No ano passado, a Ásia
era a região com mais casos de dengue do mundo, mas a OMS, neste ano, mostrou
que o Brasil é responsável por 80% dos casos de dengue do mundo. São dados
muito tristes para o país, a gente teve mais de 6,5 milhões de casos e 5.303 óbitos.
Isso significa que, considerando o mesmo período do ano passado, tivemos mais
de 40% de aumento de casos e atingimos cinco vezes o número de óbitos de 2023.

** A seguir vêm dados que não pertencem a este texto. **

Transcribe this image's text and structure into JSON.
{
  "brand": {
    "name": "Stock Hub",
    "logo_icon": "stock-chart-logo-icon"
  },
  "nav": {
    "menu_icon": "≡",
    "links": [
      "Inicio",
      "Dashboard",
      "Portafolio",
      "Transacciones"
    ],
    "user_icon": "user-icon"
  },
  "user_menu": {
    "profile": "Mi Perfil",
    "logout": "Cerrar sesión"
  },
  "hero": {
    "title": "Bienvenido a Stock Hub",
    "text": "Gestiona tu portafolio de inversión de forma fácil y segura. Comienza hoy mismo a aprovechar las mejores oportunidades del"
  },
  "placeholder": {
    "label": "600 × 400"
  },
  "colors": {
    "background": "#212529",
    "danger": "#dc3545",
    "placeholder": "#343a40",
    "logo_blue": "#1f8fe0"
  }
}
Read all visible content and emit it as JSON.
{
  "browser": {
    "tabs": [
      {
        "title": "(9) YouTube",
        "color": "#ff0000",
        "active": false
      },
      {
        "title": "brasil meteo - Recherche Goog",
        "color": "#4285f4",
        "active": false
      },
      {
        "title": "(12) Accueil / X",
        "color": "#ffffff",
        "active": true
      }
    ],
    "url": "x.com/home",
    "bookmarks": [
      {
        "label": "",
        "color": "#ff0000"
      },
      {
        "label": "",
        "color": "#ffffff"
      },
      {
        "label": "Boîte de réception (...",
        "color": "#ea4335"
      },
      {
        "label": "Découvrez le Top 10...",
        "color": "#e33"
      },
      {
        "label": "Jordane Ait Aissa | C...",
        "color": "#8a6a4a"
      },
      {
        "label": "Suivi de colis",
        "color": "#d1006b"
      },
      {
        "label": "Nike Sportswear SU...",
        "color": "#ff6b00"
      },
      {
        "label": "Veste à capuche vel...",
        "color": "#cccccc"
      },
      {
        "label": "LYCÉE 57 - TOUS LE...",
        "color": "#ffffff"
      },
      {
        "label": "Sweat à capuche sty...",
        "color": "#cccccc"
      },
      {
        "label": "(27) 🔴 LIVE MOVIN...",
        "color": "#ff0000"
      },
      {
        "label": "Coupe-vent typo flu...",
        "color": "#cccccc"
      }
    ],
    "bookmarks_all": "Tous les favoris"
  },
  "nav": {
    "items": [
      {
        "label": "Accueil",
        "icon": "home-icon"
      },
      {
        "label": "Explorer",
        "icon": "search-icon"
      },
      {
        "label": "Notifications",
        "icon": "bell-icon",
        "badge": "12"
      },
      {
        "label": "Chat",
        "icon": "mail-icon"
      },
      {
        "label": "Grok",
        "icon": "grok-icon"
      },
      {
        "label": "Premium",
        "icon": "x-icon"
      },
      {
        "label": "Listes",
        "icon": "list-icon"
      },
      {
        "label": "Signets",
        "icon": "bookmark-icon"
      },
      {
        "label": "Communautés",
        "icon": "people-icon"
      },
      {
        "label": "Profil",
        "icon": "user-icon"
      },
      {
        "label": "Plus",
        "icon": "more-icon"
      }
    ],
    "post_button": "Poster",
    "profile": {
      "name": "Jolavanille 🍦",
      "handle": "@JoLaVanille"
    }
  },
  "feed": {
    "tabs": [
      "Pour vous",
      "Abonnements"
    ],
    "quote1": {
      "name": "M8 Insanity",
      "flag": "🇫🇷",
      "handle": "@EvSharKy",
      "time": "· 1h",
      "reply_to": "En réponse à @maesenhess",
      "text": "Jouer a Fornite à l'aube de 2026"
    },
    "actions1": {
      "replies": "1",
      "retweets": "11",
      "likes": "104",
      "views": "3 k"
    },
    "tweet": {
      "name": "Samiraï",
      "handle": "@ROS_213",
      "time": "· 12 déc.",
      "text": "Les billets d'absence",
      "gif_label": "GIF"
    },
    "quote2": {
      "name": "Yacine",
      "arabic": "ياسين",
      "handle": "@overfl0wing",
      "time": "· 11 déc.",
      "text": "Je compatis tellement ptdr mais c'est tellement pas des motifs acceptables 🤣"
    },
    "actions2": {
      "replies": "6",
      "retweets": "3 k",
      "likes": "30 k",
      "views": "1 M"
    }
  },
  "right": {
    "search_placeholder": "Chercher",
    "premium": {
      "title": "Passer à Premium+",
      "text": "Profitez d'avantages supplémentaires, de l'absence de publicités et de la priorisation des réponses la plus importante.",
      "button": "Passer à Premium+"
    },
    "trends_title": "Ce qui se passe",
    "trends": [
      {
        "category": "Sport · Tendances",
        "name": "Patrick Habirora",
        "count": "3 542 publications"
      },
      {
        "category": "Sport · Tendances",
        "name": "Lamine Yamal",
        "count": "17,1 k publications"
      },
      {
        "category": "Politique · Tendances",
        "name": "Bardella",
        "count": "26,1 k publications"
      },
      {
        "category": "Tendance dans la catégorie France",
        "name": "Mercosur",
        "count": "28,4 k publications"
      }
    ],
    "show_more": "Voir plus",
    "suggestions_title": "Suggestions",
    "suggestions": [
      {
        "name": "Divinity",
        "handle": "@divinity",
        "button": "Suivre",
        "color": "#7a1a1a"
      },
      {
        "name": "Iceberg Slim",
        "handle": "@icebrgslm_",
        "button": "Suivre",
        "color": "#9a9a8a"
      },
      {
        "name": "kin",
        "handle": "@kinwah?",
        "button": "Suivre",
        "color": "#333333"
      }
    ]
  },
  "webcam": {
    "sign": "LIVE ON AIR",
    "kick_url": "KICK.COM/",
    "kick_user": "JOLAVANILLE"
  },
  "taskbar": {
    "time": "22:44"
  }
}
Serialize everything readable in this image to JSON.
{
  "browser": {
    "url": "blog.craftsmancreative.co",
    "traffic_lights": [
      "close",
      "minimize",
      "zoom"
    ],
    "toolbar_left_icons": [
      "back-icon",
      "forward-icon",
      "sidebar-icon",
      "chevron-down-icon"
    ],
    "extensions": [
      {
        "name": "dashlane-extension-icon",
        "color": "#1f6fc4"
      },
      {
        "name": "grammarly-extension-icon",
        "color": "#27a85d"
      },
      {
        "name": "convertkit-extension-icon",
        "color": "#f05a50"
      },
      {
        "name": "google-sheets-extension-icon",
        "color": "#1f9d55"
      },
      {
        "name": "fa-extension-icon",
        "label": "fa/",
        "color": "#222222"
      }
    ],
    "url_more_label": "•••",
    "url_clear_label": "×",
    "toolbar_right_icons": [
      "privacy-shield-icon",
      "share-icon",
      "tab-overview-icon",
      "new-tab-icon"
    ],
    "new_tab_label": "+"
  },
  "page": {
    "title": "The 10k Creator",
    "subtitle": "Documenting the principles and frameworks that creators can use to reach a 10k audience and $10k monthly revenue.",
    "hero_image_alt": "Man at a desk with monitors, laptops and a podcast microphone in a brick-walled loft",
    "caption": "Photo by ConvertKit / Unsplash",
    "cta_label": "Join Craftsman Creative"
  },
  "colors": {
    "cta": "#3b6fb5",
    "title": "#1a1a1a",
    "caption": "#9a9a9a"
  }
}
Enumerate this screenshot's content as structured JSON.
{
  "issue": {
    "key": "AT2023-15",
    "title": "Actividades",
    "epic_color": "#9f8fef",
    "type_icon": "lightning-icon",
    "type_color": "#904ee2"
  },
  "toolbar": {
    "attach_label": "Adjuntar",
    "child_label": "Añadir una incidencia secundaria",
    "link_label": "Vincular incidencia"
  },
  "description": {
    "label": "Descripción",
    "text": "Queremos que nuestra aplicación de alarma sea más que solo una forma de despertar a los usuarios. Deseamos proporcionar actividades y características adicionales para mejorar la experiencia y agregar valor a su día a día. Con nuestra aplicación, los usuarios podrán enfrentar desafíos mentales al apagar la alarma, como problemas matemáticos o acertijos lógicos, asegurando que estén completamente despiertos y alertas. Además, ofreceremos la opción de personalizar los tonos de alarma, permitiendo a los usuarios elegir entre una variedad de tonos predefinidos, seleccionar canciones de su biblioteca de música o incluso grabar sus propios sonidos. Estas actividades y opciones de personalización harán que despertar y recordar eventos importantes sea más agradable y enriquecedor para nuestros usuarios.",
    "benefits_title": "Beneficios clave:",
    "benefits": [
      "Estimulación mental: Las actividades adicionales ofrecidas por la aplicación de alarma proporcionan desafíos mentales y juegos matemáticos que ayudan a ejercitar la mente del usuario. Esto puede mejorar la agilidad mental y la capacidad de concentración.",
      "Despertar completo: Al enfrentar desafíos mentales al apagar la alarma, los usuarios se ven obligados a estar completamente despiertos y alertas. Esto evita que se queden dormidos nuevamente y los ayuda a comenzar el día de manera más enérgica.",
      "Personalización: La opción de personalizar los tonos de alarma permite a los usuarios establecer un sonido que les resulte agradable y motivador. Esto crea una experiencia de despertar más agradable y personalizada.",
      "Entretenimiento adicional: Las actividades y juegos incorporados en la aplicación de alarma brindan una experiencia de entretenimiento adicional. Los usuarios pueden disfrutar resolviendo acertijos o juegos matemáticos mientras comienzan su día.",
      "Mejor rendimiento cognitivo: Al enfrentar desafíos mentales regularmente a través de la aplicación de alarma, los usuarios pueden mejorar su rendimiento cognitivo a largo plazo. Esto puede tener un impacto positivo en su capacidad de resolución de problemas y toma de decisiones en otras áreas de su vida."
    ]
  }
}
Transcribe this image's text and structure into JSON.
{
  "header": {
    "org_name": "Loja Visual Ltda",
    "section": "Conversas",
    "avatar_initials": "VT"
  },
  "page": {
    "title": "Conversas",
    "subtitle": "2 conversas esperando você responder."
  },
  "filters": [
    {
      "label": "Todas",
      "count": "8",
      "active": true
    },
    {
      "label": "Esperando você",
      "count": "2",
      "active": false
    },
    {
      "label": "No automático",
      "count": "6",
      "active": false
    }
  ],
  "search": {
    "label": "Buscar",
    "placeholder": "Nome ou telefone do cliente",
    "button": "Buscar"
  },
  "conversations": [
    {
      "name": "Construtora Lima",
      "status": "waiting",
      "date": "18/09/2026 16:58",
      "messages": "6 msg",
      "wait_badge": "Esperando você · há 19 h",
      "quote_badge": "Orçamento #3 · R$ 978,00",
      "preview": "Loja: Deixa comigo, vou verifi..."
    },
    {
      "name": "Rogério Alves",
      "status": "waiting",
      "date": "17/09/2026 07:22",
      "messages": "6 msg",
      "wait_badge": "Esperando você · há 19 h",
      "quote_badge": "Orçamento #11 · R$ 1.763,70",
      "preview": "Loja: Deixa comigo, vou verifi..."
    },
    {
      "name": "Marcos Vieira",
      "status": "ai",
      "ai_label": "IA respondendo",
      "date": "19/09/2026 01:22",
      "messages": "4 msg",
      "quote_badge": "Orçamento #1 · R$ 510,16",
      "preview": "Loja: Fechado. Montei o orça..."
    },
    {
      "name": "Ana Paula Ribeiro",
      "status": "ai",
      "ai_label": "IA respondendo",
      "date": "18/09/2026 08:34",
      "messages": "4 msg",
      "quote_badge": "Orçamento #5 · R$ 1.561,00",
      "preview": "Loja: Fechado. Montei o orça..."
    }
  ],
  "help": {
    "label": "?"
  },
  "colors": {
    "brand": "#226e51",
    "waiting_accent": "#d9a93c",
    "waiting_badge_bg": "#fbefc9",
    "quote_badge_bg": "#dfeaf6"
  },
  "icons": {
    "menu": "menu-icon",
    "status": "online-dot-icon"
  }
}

• A que a senhora credita esse surto? As
pessoas deixaram de se preocupar com a dengue?
Em 2021, a população
achava que não existia mais dengue por causa da covid. Fizemos a mesma pesquisa
com a Ipsos, ano passado, e já havia uma conscientização maior, com todos esses
casos de dengue, e até epidemia em algumas cidades. Agora, 67% da população se
lembra da dengue. Mas, existem muitos mitos.
• Quais mitos?
Cerca de 42% da
população pesquisada disse que a dengue ocorre mais no verão, mas não é mais
assim. Outros 24% falaram que ocorre mais em populações de baixo nível
socioeconômico, mas a dengue é democrática, atinge várias pessoas. O que a
gente tem trabalhado é mostrar o quanto a dengue está presente no país, que
pode ter casos graves. Mostrar também a questão de que, no Brasil, houve uma
queda muito grande da cobertura vacinal em todas as vacinas.
• A Qdenga também está com baixa
cobertura?
Aproximadamente só 50%
das doses entregues pela Takeda foram utilizadas. Das 5,5 milhões doses
entregues, foram utilizadas somente 2,7 milhões. Em relação a doses
administradas, a preocupação é com a segunda dose. Foram 2,2 milhões utilizadas
na primeira dose e somente 537 mil na segunda. Não sabemos exatamente quantos
desses já fecharam os três meses e ainda não retornaram, mas de qualquer forma,
o número da segunda dose é bem menor. Ainda neste ano, vamos entregar mais 600
mil doses de Qdenga, que completam os 6,6 milhões do contrato com o Ministério
da Saúde. Para o ano que vem, está prevista a disponibilização de 9 milhões de
doses para o SUS. A nossa prioridade é o mercado público, mesmo fornecendo as
vacinas também em clínicas particulares.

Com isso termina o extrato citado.